Political parties of all stripes on Wednesday slammed provocative plans by a Roma group to set up its own "Gypsy Guard" in response to the controversial extreme right-wing, paramilitary "Hungarian Guard", dpa reported.
Laszlo Padar, head of a Roma interest group in western Hungary, told the local press on Tuesday of plans to set up a "Gypsy Self- Defence Guard" in the near future.
However, Padar - who is also a socialist councillor in the town of Gyor - withdrew his plans on Wednesday afternoon after provoking a storm of protest.
"The setting up of a Roma Guard could lead to accusations of incitement," said Attila Horvath, the head of the local Roma minority council.
The government's Roma affairs commissioner Laszlo Teleki also opposed the idea, noting that it was "unfortunate" when organisations seek to take politics out on to the streets.
Representatives of the centre-right party Fidesz went as far as to call for Padar's dismissal from Gyor local council.
The plan to set up a "guard" had been a response to growing fear amongst and discrimination against the Roma in Hungary, Padar said.
He cited an anti-Roma demonstration organised by the Hungarian Guard the previous weekend in the village of Ivan as spurring him to action.
However, the thought of pitched battles on Hungary's streets between Roma and extreme-right wing paramilitaries was too much for mainstream politicians.
"Instead of two groups of guards marching against each other, the state must protect its citizens," said Ibolya David, the head of the opposition Democratic Forum party.

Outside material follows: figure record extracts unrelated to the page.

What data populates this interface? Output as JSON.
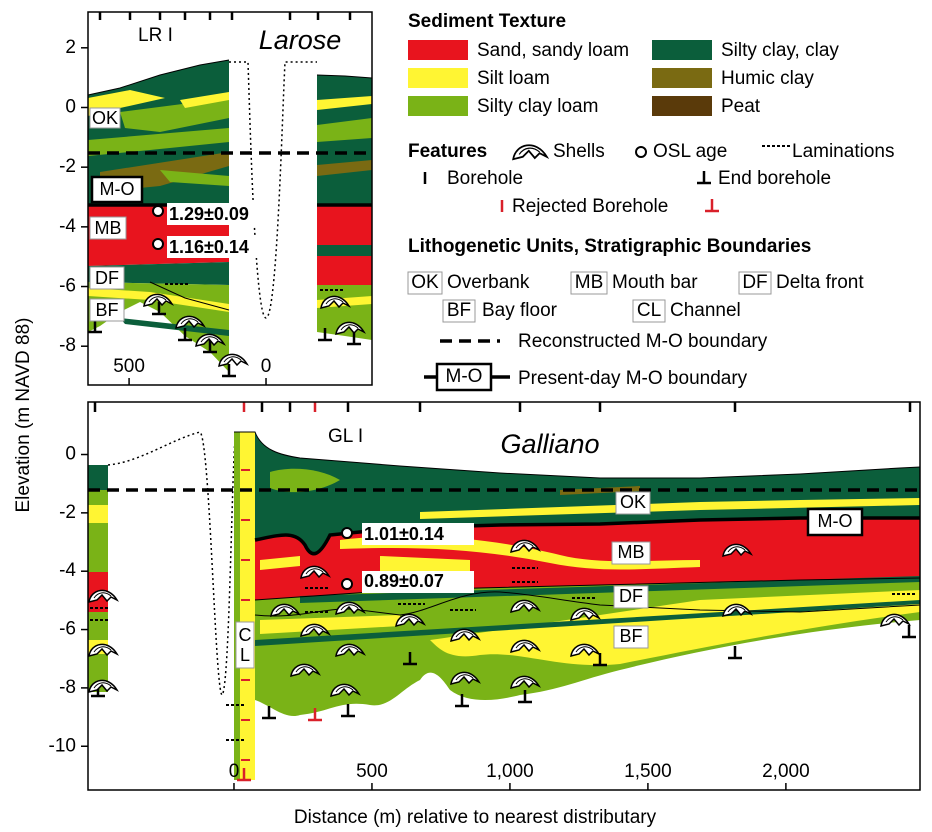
{
  "axes": {
    "ylabel": "Elevation (m NAVD 88)",
    "xlabel": "Distance (m) relative to nearest distributary"
  },
  "chart_data": [
    {
      "type": "cross-section",
      "title": "Larose",
      "section_label": "LR I",
      "units": [
        "OK",
        "M-O",
        "MB",
        "DF",
        "BF"
      ],
      "ages": [
        "1.29±0.09",
        "1.16±0.14"
      ],
      "xlim": [
        650,
        -387
      ],
      "xticks": [
        500,
        0
      ],
      "ylim": [
        -9.3,
        3.2
      ],
      "yticks": [
        2,
        0,
        -2,
        -4,
        -6,
        -8
      ]
    },
    {
      "type": "cross-section",
      "title": "Galliano",
      "section_label": "GL I",
      "units": [
        "OK",
        "M-O",
        "MB",
        "DF",
        "BF",
        "CL"
      ],
      "ages": [
        "1.01±0.14",
        "0.89±0.07"
      ],
      "xlim": [
        -529,
        2486
      ],
      "xticks": [
        0,
        500,
        {
          "value": 1000,
          "label": "1,000"
        },
        {
          "value": 1500,
          "label": "1,500"
        },
        {
          "value": 2000,
          "label": "2,000"
        }
      ],
      "ylim": [
        -11.5,
        1.8
      ],
      "yticks": [
        0,
        -2,
        -4,
        -6,
        -8,
        -10
      ]
    }
  ],
  "legend": {
    "sediment": {
      "title": "Sediment Texture",
      "items": [
        {
          "name": "Sand, sandy loam",
          "color": "#e8141e"
        },
        {
          "name": "Silt loam",
          "color": "#fff533"
        },
        {
          "name": "Silty clay loam",
          "color": "#7ab317"
        },
        {
          "name": "Silty clay, clay",
          "color": "#0b5e3b"
        },
        {
          "name": "Humic clay",
          "color": "#7a6a12"
        },
        {
          "name": "Peat",
          "color": "#5a3a0a"
        }
      ]
    },
    "features": {
      "title": "Features",
      "items": [
        "Shells",
        "OSL age",
        "Laminations",
        "Borehole",
        "End borehole",
        "Rejected Borehole"
      ]
    },
    "units": {
      "title": "Lithogenetic Units, Stratigraphic Boundaries",
      "items": [
        {
          "code": "OK",
          "name": "Overbank"
        },
        {
          "code": "MB",
          "name": "Mouth bar"
        },
        {
          "code": "DF",
          "name": "Delta front"
        },
        {
          "code": "BF",
          "name": "Bay floor"
        },
        {
          "code": "CL",
          "name": "Channel"
        }
      ],
      "boundaries": [
        "Reconstructed M-O boundary",
        "Present-day M-O boundary"
      ],
      "boundary_label": "M-O"
    }
  }
}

The liberal Free Democrats also condemned Padar's plan.
"The Free Democrats condemn any initiative that aims at setting up aggressive organisations, including the idea of a Gypsy Guard," the opposition party said in a statement.
Not quite everyone was against the Roma councillor's idea, however.
"People no longer want to have to hide in fear as they did last Saturday when the Hungarian Guard held its event in our village," the president of the Roma minority council in the village of Ivan, Tibor Vass, was quoted as saying by the local press.
The Hungarian Guard, a uniformed offshoot of the nationalist political party Jobbik, was ordered to disband in January. A Budapest court ruled that it had infringed the human rights of Roma villagers during a demonstration against what the group calls "Gypsy crime".
The group continues to operate while the ruling is appealed, and its leaders have said they will continue in one form or another regardless of the final court ruling.
The Roma make up about seven per cent of Hungary's population of ten million, and are amongst its poorest citizens. Anti-Roma sentiment is deep-rooted in Hungarian society.
At the end of January, the chief of police in the eastern Hungarian city of Miskolc echoed a view held by large numbers of Hungarians when, at a press conference, he blamed the Roma for the bulk of street crime.
Albert Pasztor was reinstated at the weekend after a large public demonstration and support from the socialist-led local council. The Hungarian Guard also participated in the demo, to Pasztor's professed bemusement.
Despite shelving his plan to play the extreme right at its own game, Padar refuses to leave things as they stand.
"I nevertheless maintain there is a need to set up a strong (Roma) interest group, which can also show its strength through demonstrations," Padar said.